While the two sides continue to meet Fisher is clear that the two sides are far apart, in part because the two sides are coming from very different starting points, making it hard to agree on what a compromise in the middle looks like.
“Well, we’re hearing there’s some reports out there that there’s been significant progress made on things that the NBA and our owners are proposing to us, but in reality, there hasn’t been much substantial movement at all on a lot of key areas. So we’re still focused on getting a deal done, we’re going to continue to negotiate, and we’re going to meet again on Friday. But even with some of the things that are being released about what has been dropped out in proposals, there isn’t any agreement on anything at this point. We’re still working hard on that right now.”
The key issues remain the hard cap (or even “flex cap”) proposal of the owners, and the split of Basketball Related Income (BRI), of which players currently get 57 percent.

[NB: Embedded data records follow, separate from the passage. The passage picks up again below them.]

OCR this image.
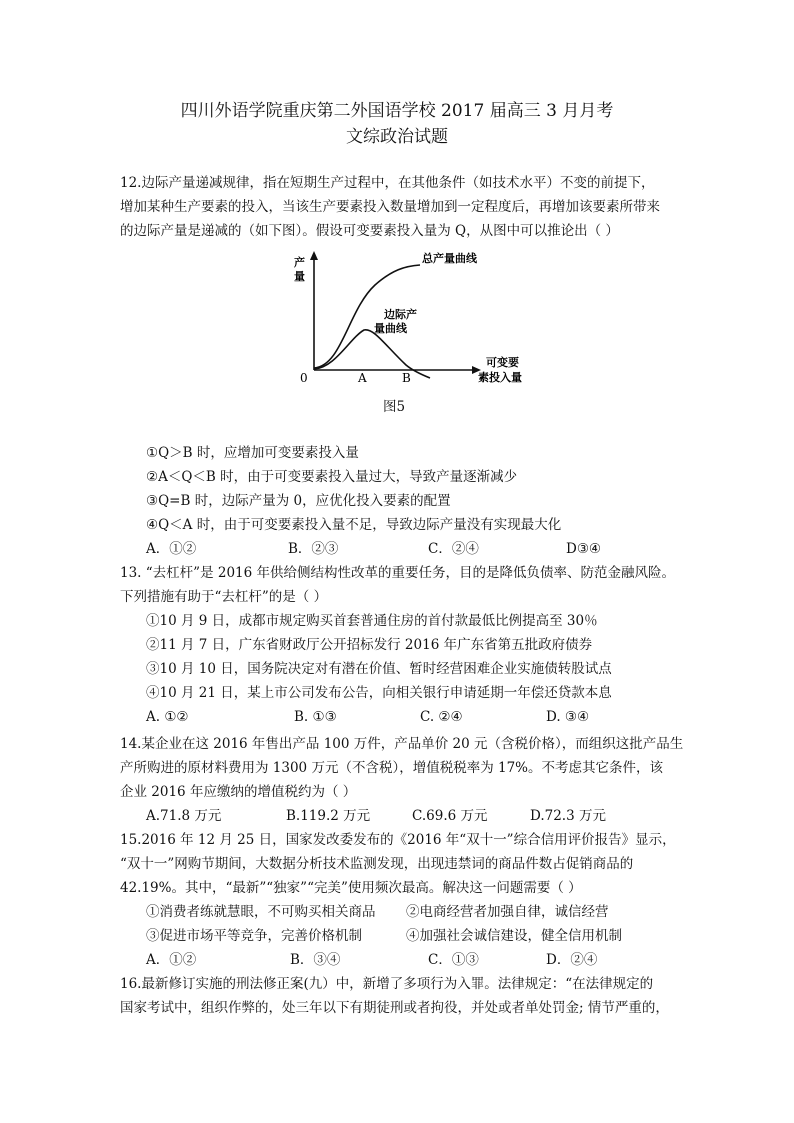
四川外语学院重庆第二外国语学校 2017 届高三 3 月月考
文综政治试题
12.边际产量递减规律，指在短期生产过程中，在其他条件（如技术水平）不变的前提下，
增加某种生产要素的投入，当该生产要素投入数量增加到一定程度后，再增加该要素所带来
的边际产量是递减的（如下图）。假设可变要素投入量为 Q，从图中可以推论出（ ）
产
量
总产量曲线
边际产
量曲线
可变要
素投入量
0	A	B
图5
①Q＞B 时，应增加可变要素投入量
②A＜Q＜B 时，由于可变要素投入量过大，导致产量逐渐减少
③Q=B 时，边际产量为 0，应优化投入要素的配置
④Q＜A 时，由于可变要素投入量不足，导致边际产量没有实现最大化
A．①②	B．②③	C．②④	D③④
13. “去杠杆”是 2016 年供给侧结构性改革的重要任务，目的是降低负债率、防范金融风险。
下列措施有助于“去杠杆”的是（ ）
①10 月 9 日，成都市规定购买首套普通住房的首付款最低比例提高至 30％
②11 月 7 日，广东省财政厅公开招标发行 2016 年广东省第五批政府债券
③10 月 10 日，国务院决定对有潜在价值、暂时经营困难企业实施债转股试点
④10 月 21 日，某上市公司发布公告，向相关银行申请延期一年偿还贷款本息
A. ①②	B. ①③	C. ②④	D. ③④
14.某企业在这 2016 年售出产品 100 万件，产品单价 20 元（含税价格），而组织这批产品生
产所购进的原材料费用为 1300 万元（不含税），增值税税率为 17%。不考虑其它条件，该
企业 2016 年应缴纳的增值税约为（ ）
A.71.8 万元	B.119.2 万元	C.69.6 万元	D.72.3 万元
15.2016 年 12 月 25 日，国家发改委发布的《2016 年“双十一”综合信用评价报告》显示，
“双十一”网购节期间，大数据分析技术监测发现，出现违禁词的商品件数占促销商品的
42.19%。其中，“最新”“独家”“完美”使用频次最高。解决这一问题需要（ ）
①消费者练就慧眼，不可购买相关商品 ②电商经营者加强自律，诚信经营
③促进市场平等竞争，完善价格机制	④加强社会诚信建设，健全信用机制
A．①②	B．③④	C．①③	D．②④
16.最新修订实施的刑法修正案(九）中，新增了多项行为入罪。法律规定：“在法律规定的
国家考试中，组织作弊的，处三年以下有期徒刑或者拘役，并处或者单处罚金; 情节严重的，
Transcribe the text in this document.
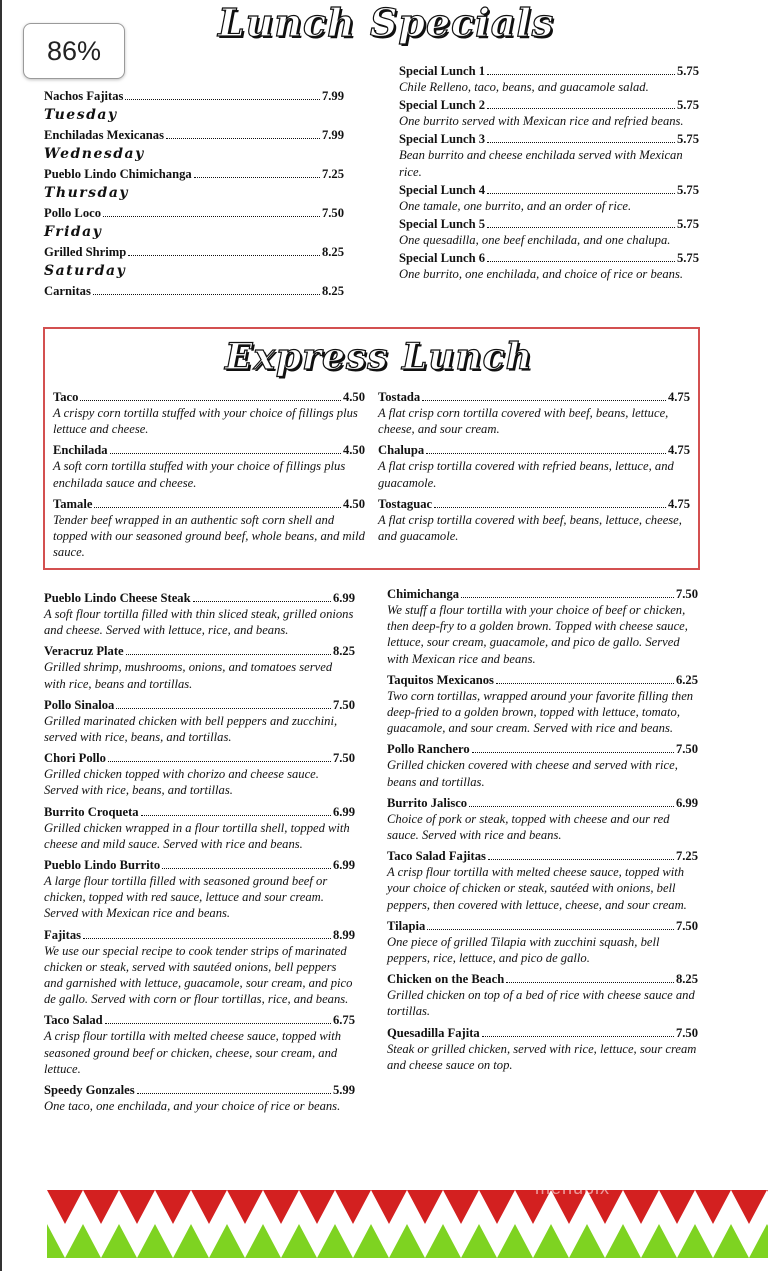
86%
Lunch Specials
Nachos Fajitas	7.99
Tuesday
Enchiladas Mexicanas	7.99
Wednesday
Pueblo Lindo Chimichanga	7.25
Thursday
Pollo Loco	7.50
Friday
Grilled Shrimp	8.25
Saturday
Carnitas	8.25
Special Lunch 1	5.75
Chile Relleno, taco, beans, and guacamole salad.
Special Lunch 2	5.75
One burrito served with Mexican rice and refried beans.
Special Lunch 3	5.75
Bean burrito and cheese enchilada served with Mexican rice.
Special Lunch 4	5.75
One tamale, one burrito, and an order of rice.
Special Lunch 5	5.75
One quesadilla, one beef enchilada, and one chalupa.
Special Lunch 6	5.75
One burrito, one enchilada, and choice of rice or beans.
Express Lunch
Taco	4.50
A crispy corn tortilla stuffed with your choice of fillings plus lettuce and cheese.
Enchilada	4.50
A soft corn tortilla stuffed with your choice of fillings plus enchilada sauce and cheese.
Tamale	4.50
Tender beef wrapped in an authentic soft corn shell and topped with our seasoned ground beef, whole beans, and mild sauce.
Tostada	4.75
A flat crisp corn tortilla covered with beef, beans, lettuce, cheese, and sour cream.
Chalupa	4.75
A flat crisp tortilla covered with refried beans, lettuce, and guacamole.
Tostaguac	4.75
A flat crisp tortilla covered with beef, beans, lettuce, cheese, and guacamole.
Pueblo Lindo Cheese Steak	6.99
A soft flour tortilla filled with thin sliced steak, grilled onions and cheese. Served with lettuce, rice, and beans.
Veracruz Plate	8.25
Grilled shrimp, mushrooms, onions, and tomatoes served with rice, beans and tortillas.
Pollo Sinaloa	7.50
Grilled marinated chicken with bell peppers and zucchini, served with rice, beans, and tortillas.
Chori Pollo	7.50
Grilled chicken topped with chorizo and cheese sauce. Served with rice, beans, and tortillas.
Burrito Croqueta	6.99
Grilled chicken wrapped in a flour tortilla shell, topped with cheese and mild sauce. Served with rice and beans.
Pueblo Lindo Burrito	6.99
A large flour tortilla filled with seasoned ground beef or chicken, topped with red sauce, lettuce and sour cream. Served with Mexican rice and beans.
Fajitas	8.99
We use our special recipe to cook tender strips of marinated chicken or steak, served with sautéed onions, bell peppers and garnished with lettuce, guacamole, sour cream, and pico de gallo. Served with corn or flour tortillas, rice, and beans.
Taco Salad	6.75
A crisp flour tortilla with melted cheese sauce, topped with seasoned ground beef or chicken, cheese, sour cream, and lettuce.
Speedy Gonzales	5.99
One taco, one enchilada, and your choice of rice or beans.
Chimichanga	7.50
We stuff a flour tortilla with your choice of beef or chicken, then deep-fry to a golden brown. Topped with cheese sauce, lettuce, sour cream, guacamole, and pico de gallo. Served with Mexican rice and beans.
Taquitos Mexicanos	6.25
Two corn tortillas, wrapped around your favorite filling then deep-fried to a golden brown, topped with lettuce, tomato, guacamole, and sour cream. Served with rice and beans.
Pollo Ranchero	7.50
Grilled chicken covered with cheese and served with rice, beans and tortillas.
Burrito Jalisco	6.99
Choice of pork or steak, topped with cheese and our red sauce. Served with rice and beans.
Taco Salad Fajitas	7.25
A crisp flour tortilla with melted cheese sauce, topped with your choice of chicken or steak, sautéed with onions, bell peppers, then covered with lettuce, cheese, and sour cream.
Tilapia	7.50
One piece of grilled Tilapia with zucchini squash, bell peppers, rice, lettuce, and pico de gallo.
Chicken on the Beach	8.25
Grilled chicken on top of a bed of rice with cheese sauce and tortillas.
Quesadilla Fajita	7.50
Steak or grilled chicken, served with rice, lettuce, sour cream and cheese sauce on top.
menupix
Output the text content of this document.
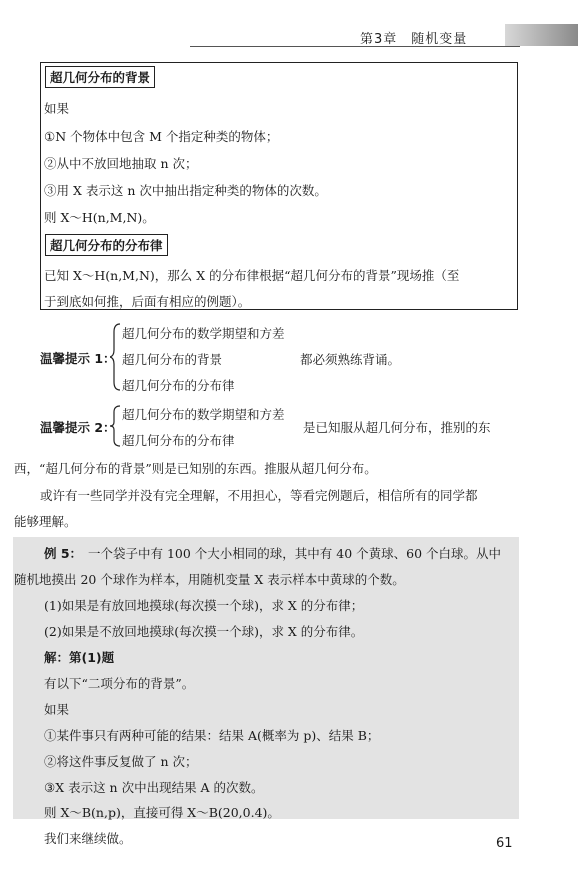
第3章　随机变量
超几何分布的背景
如果
①N 个物体中包含 M 个指定种类的物体；
②从中不放回地抽取 n 次；
③用 X 表示这 n 次中抽出指定种类的物体的次数。
则 X～H(n,M,N)。
超几何分布的分布律
已知 X～H(n,M,N)，那么 X 的分布律根据“超几何分布的背景”现场推（至
于到底如何推，后面有相应的例题）。
温馨提示 1：
超几何分布的数学期望和方差
超几何分布的背景
超几何分布的分布律
都必须熟练背诵。
温馨提示 2：
超几何分布的数学期望和方差
超几何分布的分布律
是已知服从超几何分布，推别的东
西，“超几何分布的背景”则是已知别的东西。推服从超几何分布。
或许有一些同学并没有完全理解，不用担心，等看完例题后，相信所有的同学都
能够理解。
例 5： 一个袋子中有 100 个大小相同的球，其中有 40 个黄球、60 个白球。从中
随机地摸出 20 个球作为样本，用随机变量 X 表示样本中黄球的个数。
(1)如果是有放回地摸球(每次摸一个球)，求 X 的分布律；
(2)如果是不放回地摸球(每次摸一个球)，求 X 的分布律。
解：第(1)题
有以下“二项分布的背景”。
如果
①某件事只有两种可能的结果：结果 A(概率为 p)、结果 B；
②将这件事反复做了 n 次；
③X 表示这 n 次中出现结果 A 的次数。
则 X～B(n,p)，直接可得 X～B(20,0.4)。
我们来继续做。	61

“We’ve expressed that a hard salary cap is a non-starter, we have no interest in that. We’ve tried to express that some of the losses that they’re experiencing. So we made a big move we feel. We talked about moving back $100 million dollars towards the owners each year over the course of a five-year deal, which would put another $500 million dollars back on their side of the ledger, so we feel like half of a billion dollars over the course of five years to give back to owners to help them address some of the things they’re going through was a good move to make right now. But we didn’t receive that type of response….
What’s going on with owners, as they’re reporting it, is not based solely on player expense. At the same time, we recognize that players expense is the single biggest expense that they have, so we’re willing to share some of the loss, our percentage of it. So if we share 57 percent of the gain, we’re willing to discuss 57 percent of the loss. So if you’re losing $300 million, we’re interested in discussing eating off 57 percent of 300. And we feel like that’s a fair discussion to have, and we just haven’t been able to get them to move towards that type of discussion. They’ve consistently remained at more like $900 million a year because they’re asking us to guarantee that each team will be profitable at the level of $20 million dollars per year.”
People, get ready for a lockout. Just pray it doesn’t impact games next fall.